I let out a hissing breath. I don’t know why I pretended to myself I wasn’t sure. “How did they know I was here?”

“I have an octopus to flush out of hiding on Stranger’s Island, obviously.” A spy, I saw she meant. Tentacles reaching out; an apt analogy.

“I hadn’t been meaning to stay long. I’m waiting for a cormarenc, as Niku might have told you.” And we will leave by night, and come into every port we come into at night, too, I decided, right then and there. “Now, I will have to part ways with her for a little. I’m inuring myself to it.” Not well, when I thought about it. I wanted to run back into the infirmary and attach myself like a limpet to Nikus bed right now.

Breicia stroked my shoulder, startling in someone so gruff. “She’ll be all right, don’t worry. We’ve got scouts looking out for your cormarenc. Looks like I’m sending some to Ro, too, to see just how severely they stripped themselves down to try to take us.”

“Thank you,” I said. “How severely they stripped themselves down?

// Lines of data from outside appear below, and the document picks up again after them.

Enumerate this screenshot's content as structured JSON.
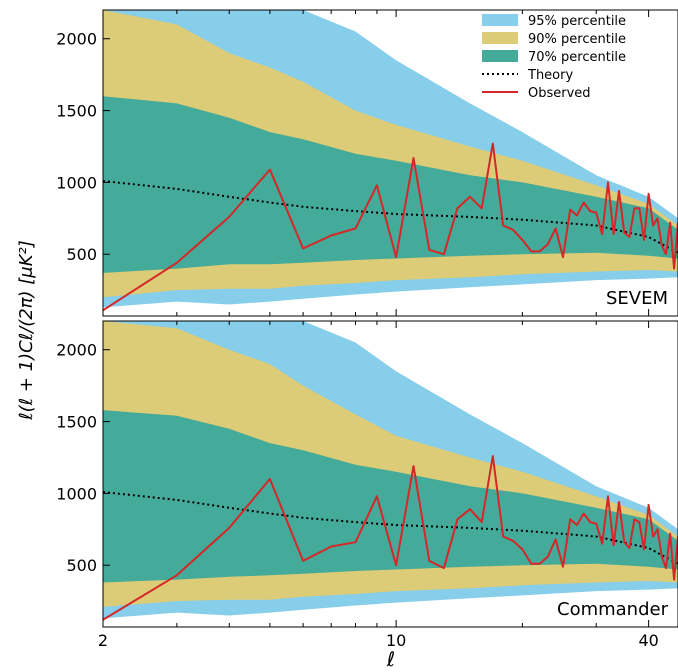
{
  "colors": {
    "band95": "#87ceeb",
    "band90": "#dccb77",
    "band70": "#44aa99",
    "theory": "#000000",
    "observed": "#d62728"
  },
  "chart_data": {
    "type": "area",
    "xscale": "log",
    "xlim": [
      2,
      47
    ],
    "ylim": [
      70,
      2200
    ],
    "xticks": [
      2,
      10,
      40
    ],
    "xtick_labels": [
      "2",
      "10",
      "40"
    ],
    "yticks": [
      500,
      1000,
      1500,
      2000
    ],
    "ytick_labels": [
      "500",
      "1000",
      "1500",
      "2000"
    ],
    "xlabel": "ℓ",
    "ylabel": "ℓ(ℓ + 1)Cℓ/(2π) [μK²]",
    "legend": {
      "location": "top-right",
      "entries": [
        {
          "label": "95% percentile",
          "kind": "patch",
          "color_key": "band95"
        },
        {
          "label": "90% percentile",
          "kind": "patch",
          "color_key": "band90"
        },
        {
          "label": "70% percentile",
          "kind": "patch",
          "color_key": "band70"
        },
        {
          "label": "Theory",
          "kind": "dotted-line",
          "color_key": "theory"
        },
        {
          "label": "Observed",
          "kind": "line",
          "color_key": "observed"
        }
      ]
    },
    "theory": {
      "x": [
        2,
        3,
        4,
        5,
        6,
        8,
        10,
        15,
        20,
        30,
        40,
        47
      ],
      "y": [
        1010,
        955,
        900,
        860,
        830,
        800,
        780,
        760,
        740,
        700,
        620,
        510
      ]
    },
    "panels": [
      {
        "label": "SEVEM",
        "bands": {
          "x": [
            2,
            3,
            4,
            5,
            6,
            8,
            10,
            15,
            20,
            30,
            40,
            47
          ],
          "p95_upper": [
            2200,
            2200,
            2200,
            2200,
            2200,
            2050,
            1850,
            1550,
            1350,
            1050,
            900,
            750
          ],
          "p90_upper": [
            2200,
            2100,
            1900,
            1800,
            1700,
            1500,
            1400,
            1250,
            1150,
            980,
            850,
            700
          ],
          "p70_upper": [
            1600,
            1550,
            1450,
            1350,
            1300,
            1200,
            1150,
            1050,
            1000,
            900,
            820,
            670
          ],
          "p70_lower": [
            370,
            400,
            430,
            430,
            440,
            460,
            470,
            490,
            500,
            510,
            490,
            470
          ],
          "p90_lower": [
            200,
            250,
            260,
            260,
            280,
            300,
            320,
            340,
            360,
            380,
            390,
            380
          ],
          "p95_lower": [
            130,
            170,
            150,
            170,
            190,
            220,
            240,
            270,
            290,
            320,
            330,
            340
          ]
        },
        "observed": {
          "x": [
            2,
            3,
            4,
            5,
            6,
            7,
            8,
            9,
            10,
            11,
            12,
            13,
            14,
            15,
            16,
            17,
            18,
            19,
            20,
            21,
            22,
            23,
            24,
            25,
            26,
            27,
            28,
            29,
            30,
            31,
            32,
            33,
            34,
            35,
            36,
            37,
            38,
            39,
            40,
            41,
            42,
            43,
            44,
            45,
            46,
            47
          ],
          "y": [
            110,
            440,
            760,
            1090,
            540,
            630,
            680,
            980,
            480,
            1170,
            530,
            500,
            820,
            900,
            820,
            1270,
            700,
            670,
            600,
            520,
            520,
            570,
            680,
            480,
            810,
            770,
            860,
            800,
            790,
            640,
            1000,
            640,
            940,
            650,
            620,
            820,
            820,
            600,
            920,
            700,
            750,
            560,
            500,
            720,
            400,
            720
          ]
        }
      },
      {
        "label": "Commander",
        "bands": {
          "x": [
            2,
            3,
            4,
            5,
            6,
            8,
            10,
            15,
            20,
            30,
            40,
            47
          ],
          "p95_upper": [
            2200,
            2200,
            2200,
            2200,
            2200,
            2050,
            1850,
            1550,
            1350,
            1050,
            900,
            750
          ],
          "p90_upper": [
            2200,
            2150,
            2000,
            1900,
            1750,
            1550,
            1400,
            1250,
            1150,
            980,
            850,
            700
          ],
          "p70_upper": [
            1580,
            1540,
            1450,
            1350,
            1300,
            1200,
            1150,
            1050,
            1000,
            900,
            820,
            670
          ],
          "p70_lower": [
            380,
            400,
            420,
            430,
            440,
            460,
            470,
            490,
            500,
            510,
            490,
            470
          ],
          "p90_lower": [
            210,
            250,
            260,
            260,
            280,
            300,
            320,
            340,
            360,
            380,
            390,
            380
          ],
          "p95_lower": [
            130,
            170,
            150,
            170,
            190,
            220,
            240,
            270,
            290,
            320,
            330,
            340
          ]
        },
        "observed": {
          "x": [
            2,
            3,
            4,
            5,
            6,
            7,
            8,
            9,
            10,
            11,
            12,
            13,
            14,
            15,
            16,
            17,
            18,
            19,
            20,
            21,
            22,
            23,
            24,
            25,
            26,
            27,
            28,
            29,
            30,
            31,
            32,
            33,
            34,
            35,
            36,
            37,
            38,
            39,
            40,
            41,
            42,
            43,
            44,
            45,
            46,
            47
          ],
          "y": [
            120,
            430,
            760,
            1100,
            530,
            630,
            660,
            980,
            500,
            1190,
            530,
            480,
            820,
            890,
            800,
            1260,
            700,
            670,
            610,
            510,
            510,
            560,
            680,
            490,
            820,
            780,
            860,
            800,
            790,
            650,
            980,
            640,
            940,
            660,
            620,
            820,
            800,
            610,
            920,
            700,
            750,
            560,
            480,
            720,
            400,
            700
          ]
        }
      }
    ]
  }
}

What are you thinking, if you don’t mind me asking?” If there’s anyone who knows that glint in a general’s eye, it’s another general.

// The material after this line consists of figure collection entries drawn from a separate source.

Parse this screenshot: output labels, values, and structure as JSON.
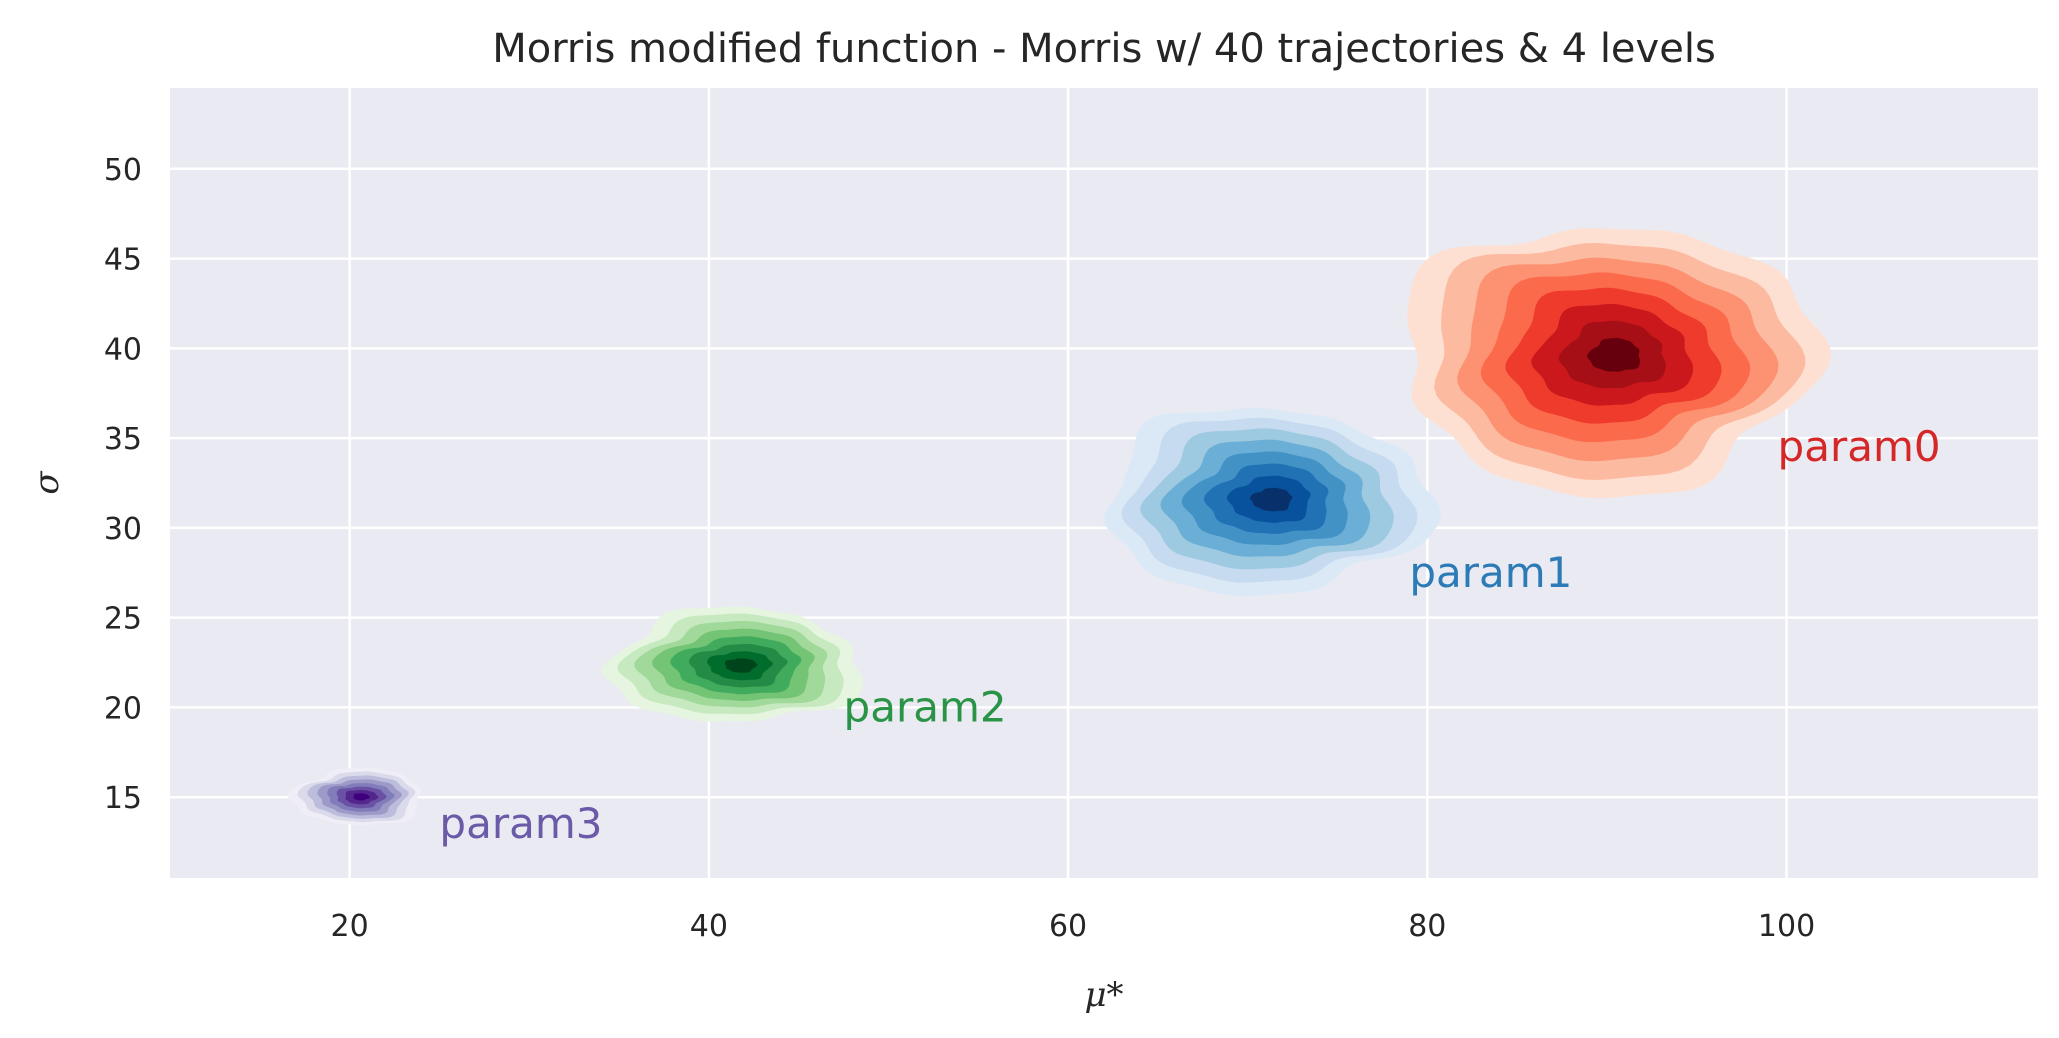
{
  "chart_data": {
    "type": "kde-contour",
    "title": "Morris modified function - Morris w/ 40 trajectories & 4 levels",
    "xlabel": "μ*",
    "ylabel": "σ",
    "xlim": [
      10,
      114
    ],
    "ylim": [
      10.5,
      54.5
    ],
    "xticks": [
      20,
      40,
      60,
      80,
      100
    ],
    "yticks": [
      15,
      20,
      25,
      30,
      35,
      40,
      45,
      50
    ],
    "grid": true,
    "series": [
      {
        "name": "param0",
        "palette": "Reds",
        "center": [
          90,
          39.5
        ],
        "spread": [
          11.5,
          7.5
        ],
        "label_pos": [
          99.5,
          34.5
        ],
        "colors": [
          "#fee0d2",
          "#fcbba1",
          "#fc9272",
          "#fb6a4a",
          "#ef3b2c",
          "#cb181d",
          "#a50f15",
          "#67000d"
        ]
      },
      {
        "name": "param1",
        "palette": "Blues",
        "center": [
          71,
          31.5
        ],
        "spread": [
          9,
          5.2
        ],
        "label_pos": [
          79,
          27.5
        ],
        "colors": [
          "#dbe9f6",
          "#c6dbef",
          "#9ecae1",
          "#6baed6",
          "#4292c6",
          "#2171b5",
          "#08519c",
          "#08306b"
        ]
      },
      {
        "name": "param2",
        "palette": "Greens",
        "center": [
          41.5,
          22.3
        ],
        "spread": [
          7,
          3.2
        ],
        "label_pos": [
          47.5,
          20
        ],
        "colors": [
          "#e5f5e0",
          "#c7e9c0",
          "#a1d99b",
          "#74c476",
          "#41ab5d",
          "#238b45",
          "#006d2c",
          "#00441b"
        ]
      },
      {
        "name": "param3",
        "palette": "Purples",
        "center": [
          20.5,
          15
        ],
        "spread": [
          3.6,
          1.6
        ],
        "label_pos": [
          25,
          13.5
        ],
        "colors": [
          "#efedf5",
          "#dadaeb",
          "#bcbddc",
          "#9e9ac8",
          "#807dba",
          "#6a51a3",
          "#54278f",
          "#3f007d"
        ]
      }
    ],
    "label_colors": {
      "param0": "#d62728",
      "param1": "#2c7bb6",
      "param2": "#2a9446",
      "param3": "#6a5aa8"
    }
  }
}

Sijurai and Baska both did a bit of a jump at what she said, before he translated it. “If his land rejins are as depleted as his ship crews and ships—I am seriously considering going outside our traditional territory.”

“You mean taking it? You want to expand? Once you take something, you have to keep it. From those who want it back. The risk of empire.” Ask the Arkans in Yeola-e a year from now, I thought, if there are any left.

“It’s the defense of the islands I am considering. All major attacks on us have been launched from Ro. Almost invariably. I don’t want to own the port; I just want to root out the toothed eel nesting there that threatens to bite my children.”

“You mean to liberate it from Arko and give it back to its own; do that and the Roians will be with you, and grateful afterwards. If it’s so stripped down, they might be plotting already; if I were them I would. I wonder…” I saw the flash behind my eyes, and heard a breath of the singing wind. “Breicia, you have entrusted me with far more than this... so I will tell you. The person bringing the cormarenc is our privateer admiral, Krena Salhalil. You are bringing the secret out soon… why not work together with our privateers now? What would you be able to do, if you carried wings on ships?”

The glint in her eyes turned to fire, as from a spark.